The pace of change is somewhat disconcerting – perhaps even overwhelming – for those of us who are busy doing our jobs and unable, or unwilling, to dissect the minutiae of the tech press. So, for everyone’s benefit, we’ve boiled down the major technological trends that are changing the face of financial services.
Artificial intelligence and machine learning have been grabbing headlines by enabling firms to provide groundbreaking services to customers at scale. Financial institutions have been investing in AI for years and late adopters are beginning to catch up thanks to advances in big data, open-source software, cloud computing, and faster processing speeds.
Another technological breakthrough is blockchain, which increases the efficiency and security of information transfer by enabling institutions to store information on distributed ledgers. Blockchain is often misunderstood, but it’s really quite simple. It is essentially a decentralized ledger of transactions, meaning that once a transaction occurs, everyone in the network sees it. This has transformative implications for financial services, indeed, the entire capitalist system, increasing security whilst lowering transactions costs and facilitating cross-border trade. The long-term impact will be reduced friction and increased transparency across the global economy, unlocking billions of pounds in value.

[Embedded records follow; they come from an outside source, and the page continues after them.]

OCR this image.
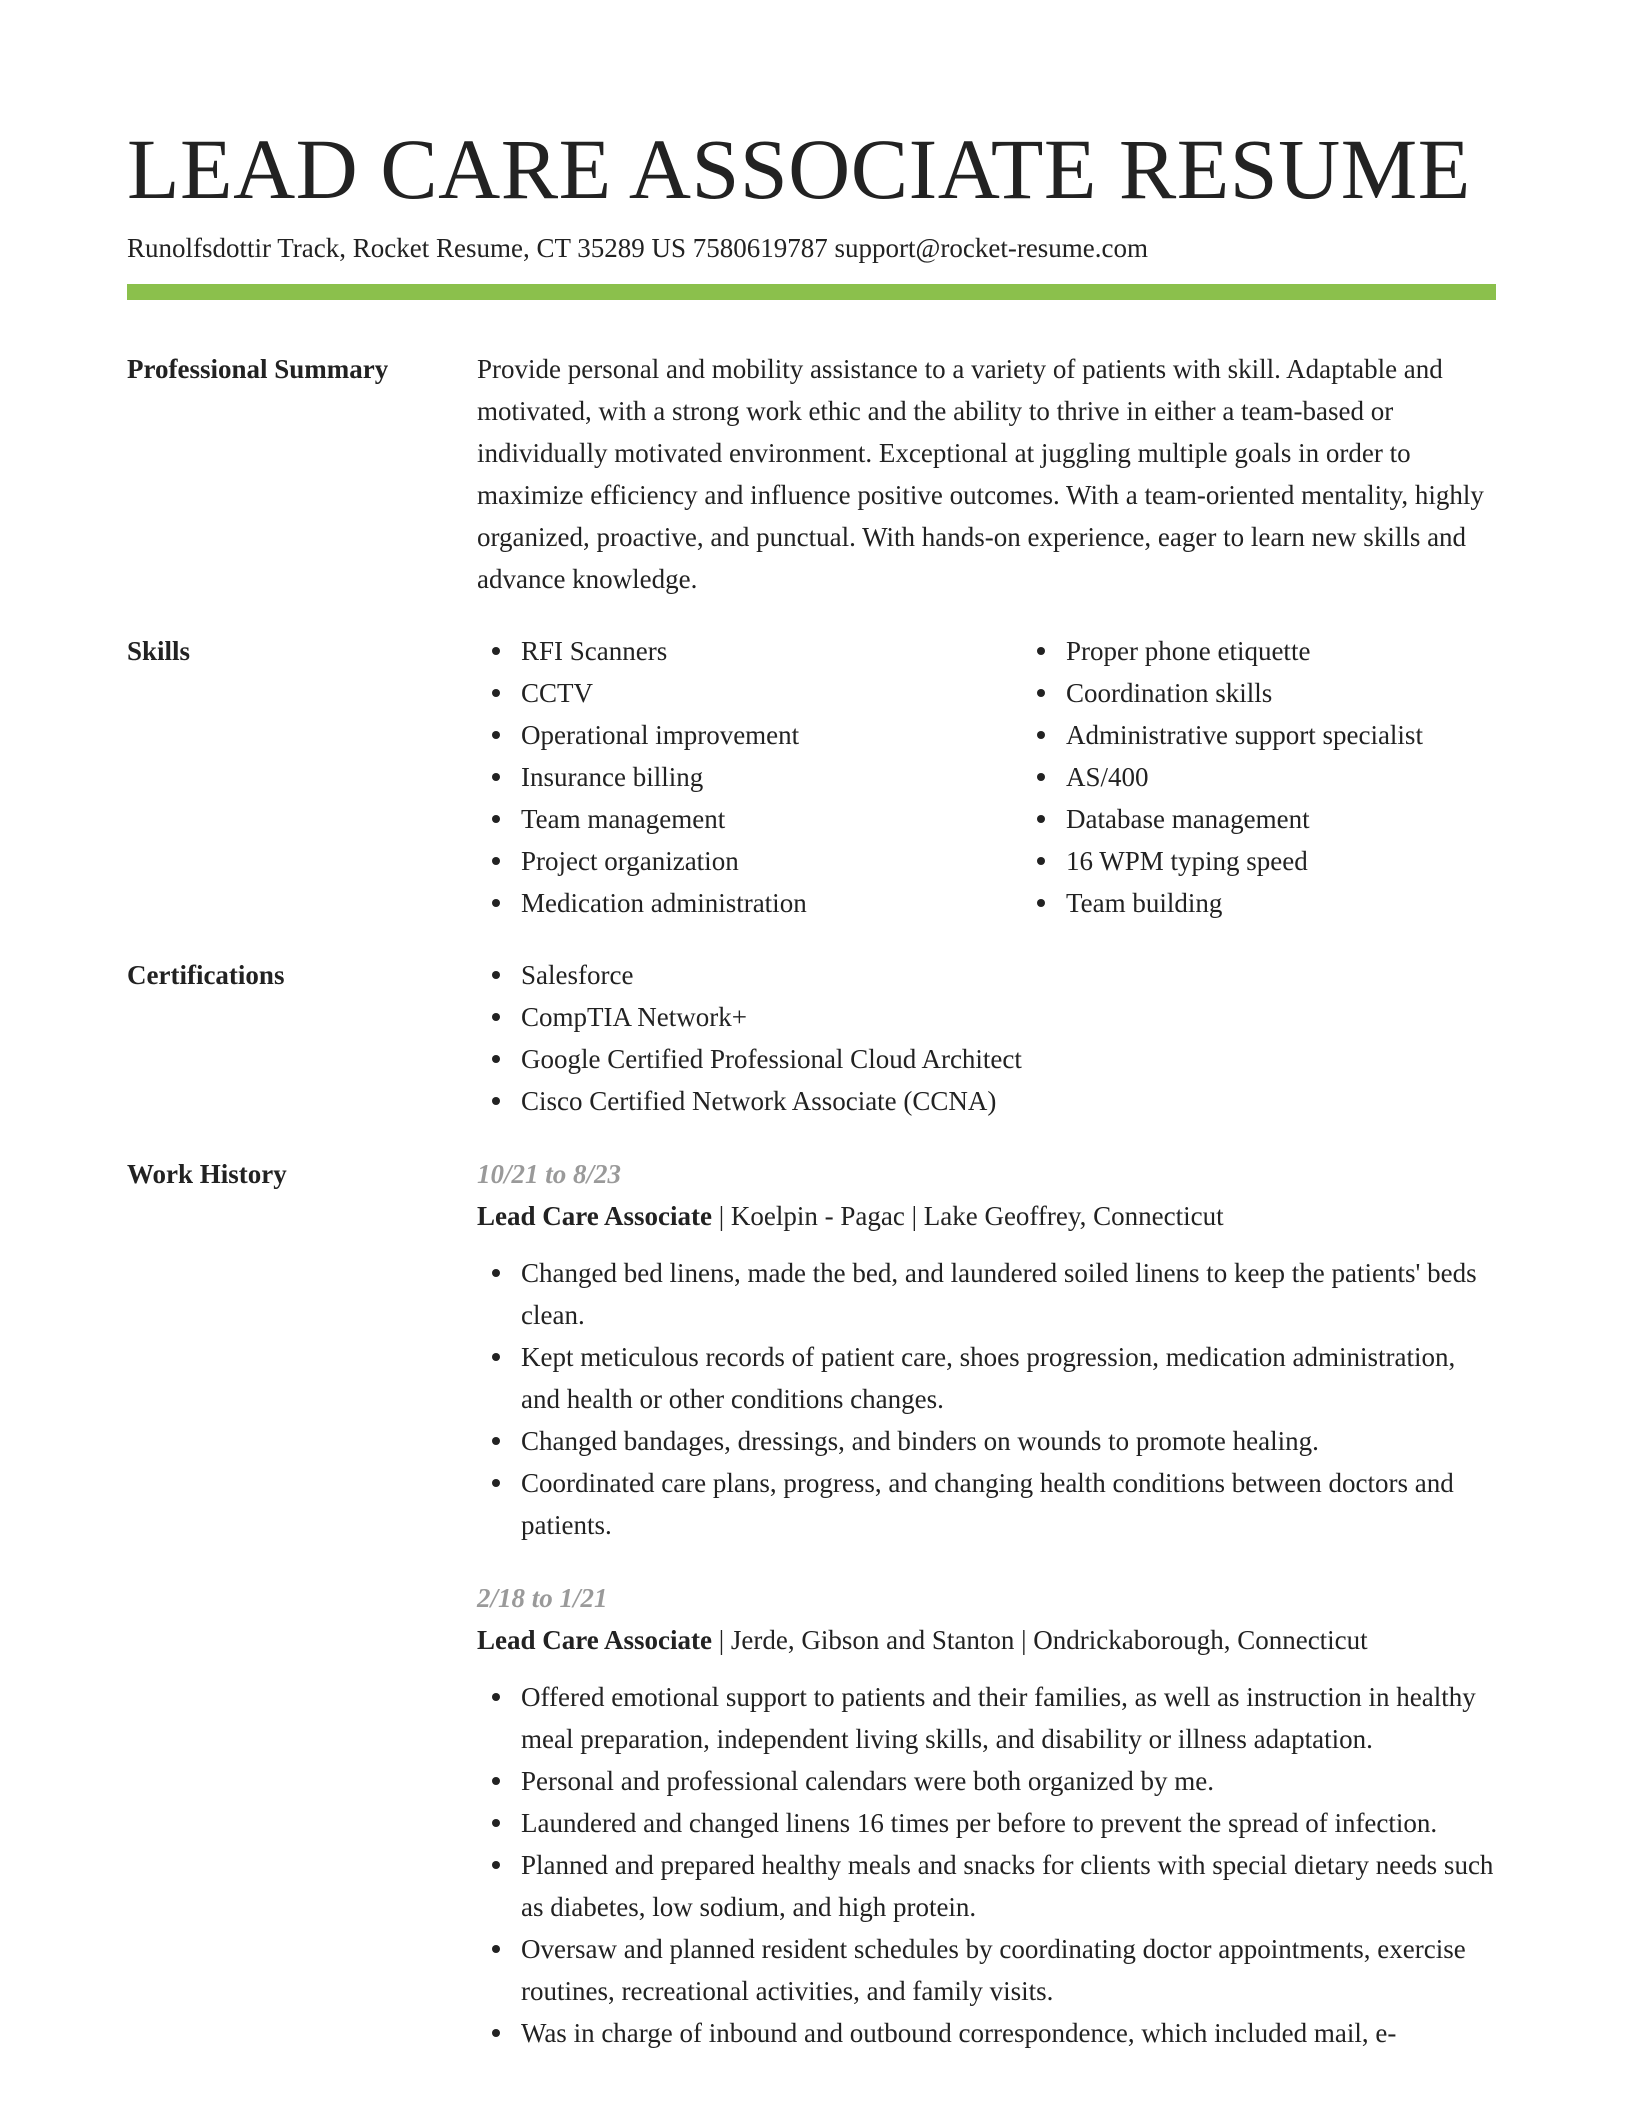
LEAD CARE ASSOCIATE RESUME
Runolfsdottir Track, Rocket Resume, CT 35289 US 7580619787 support@rocket-resume.com
Professional Summary	Provide personal and mobility assistance to a variety of patients with skill. Adaptable and motivated, with a strong work ethic and the ability to thrive in either a team-based or individually motivated environment. Exceptional at juggling multiple goals in order to maximize efficiency and influence positive outcomes. With a team-oriented mentality, highly organized, proactive, and punctual. With hands-on experience, eager to learn new skills and advance knowledge.

Skills	RFI Scanners
CCTV
Operational improvement
Insurance billing
Team management
Project organization
Medication administration
Proper phone etiquette
Coordination skills
Administrative support specialist
AS/400
Database management
16 WPM typing speed
Team building
Certifications	Salesforce
CompTIA Network+
Google Certified Professional Cloud Architect
Cisco Certified Network Associate (CCNA)
Work History	10/21 to 8/23
Lead Care Associate | Koelpin - Pagac | Lake Geoffrey, Connecticut
Changed bed linens, made the bed, and laundered soiled linens to keep the patients' beds clean.
Kept meticulous records of patient care, shoes progression, medication administration, and health or other conditions changes.
Changed bandages, dressings, and binders on wounds to promote healing.
Coordinated care plans, progress, and changing health conditions between doctors and patients.
2/18 to 1/21
Lead Care Associate | Jerde, Gibson and Stanton | Ondrickaborough, Connecticut
Offered emotional support to patients and their families, as well as instruction in healthy meal preparation, independent living skills, and disability or illness adaptation.
Personal and professional calendars were both organized by me.
Laundered and changed linens 16 times per before to prevent the spread of infection.
Planned and prepared healthy meals and snacks for clients with special dietary needs such as diabetes, low sodium, and high protein.
Oversaw and planned resident schedules by coordinating doctor appointments, exercise routines, recreational activities, and family visits.
Was in charge of inbound and outbound correspondence, which included mail, e-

So it should come as no surprise that nearly every major financial institution is working on blockchain technology in some capacity. R3 is a consortium of more than 70 of the world’s biggest financial institutions engaged in research and development of blockchain usage in the financial system. Many banks are hiring in-house developers, or backing incubators and accelerators that are home to blockchain start-ups. This is not necessarily a defensive move – blockchain promises huge commercial opportunities, too, allowing banks to slash costs and better scale their operations across jurisdictions.
The advent of robotic process automation (RPA) is also driving efficiency and reducing costs across capital markets. KPMG believes that in the next 15 years, 45-75% of existing offshore jobs in financial services will be performed by robots, translating into cost savings of 75% for firms that buy into the technology. The era of labour arbitrage is coming to an end and we can expect RPA to render offshoring obsolete in the coming years.

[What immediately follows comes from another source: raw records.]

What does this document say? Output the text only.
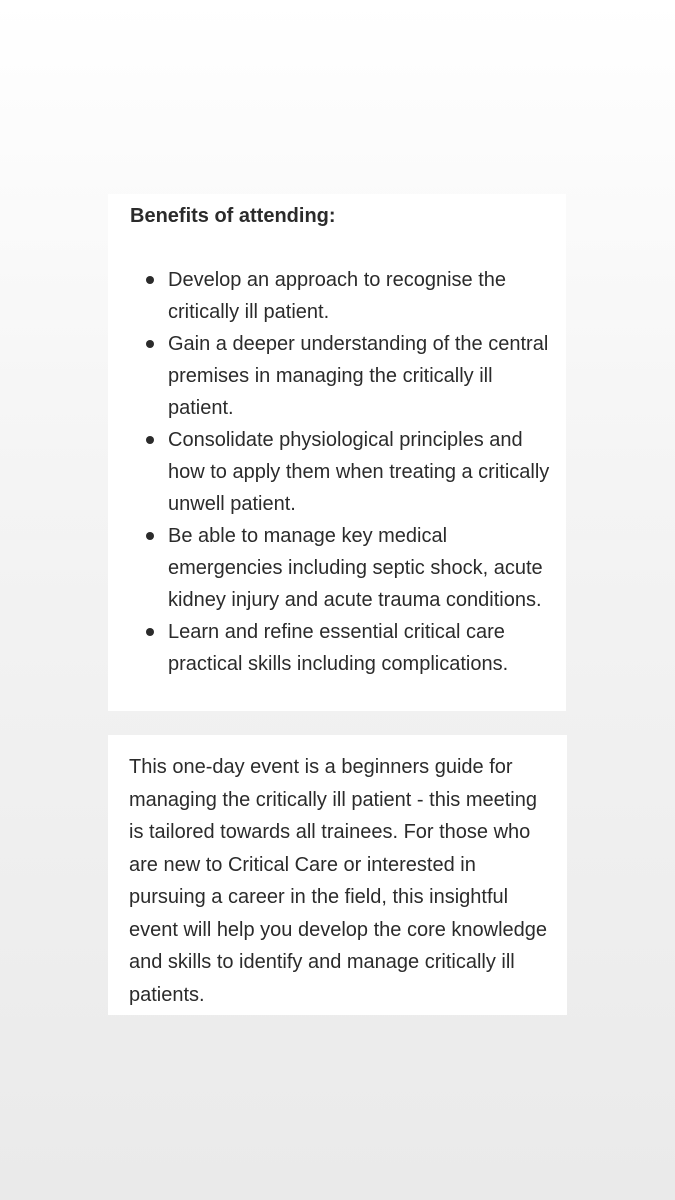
Benefits of attending:
Develop an approach to recognise the critically ill patient.
Gain a deeper understanding of the central premises in managing the critically ill patient.
Consolidate physiological principles and how to apply them when treating a critically unwell patient.
Be able to manage key medical emergencies including septic shock, acute kidney injury and acute trauma conditions.
Learn and refine essential critical care practical skills including complications.

This one-day event is a beginners guide for managing the critically ill patient - this meeting is tailored towards all trainees. For those who are new to Critical Care or interested in pursuing a career in the field, this insightful event will help you develop the core knowledge and skills to identify and manage critically ill patients.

Underpinning all of these technologies, heightened and more advanced cyber-security ensures that banks can gather, store and share information without compromising clients and the broader financial system. Attacks continue to escalate and forward-thinking firms are beginning to leverage and link innovative cyber security tools, Big Data analytics, advanced authentication and biometrics. Indeed, investment in cyber security is increasing, up 14% in 2016.
We work in a globalised nexus of people, organisations and regulatory jurisdictions, and the rate of technological change is exponential – each advance fuels further advances. This makes it very difficult to predict how the industry will develop and grow over the coming years.
However, one thing is certain – change is coming. And while it is understandable for there to be a bit of trepidation as workflows are streamlined and job descriptions are amended, it is also important to remember that with every step technology takes, the customer experience continues to improve. This is true throughout financial services, from investment advice, to payments and transactions, through to capital markets activities. And the good thing is, that no matter what decade we’re in, serving our customers best will continue to be the key driver of success.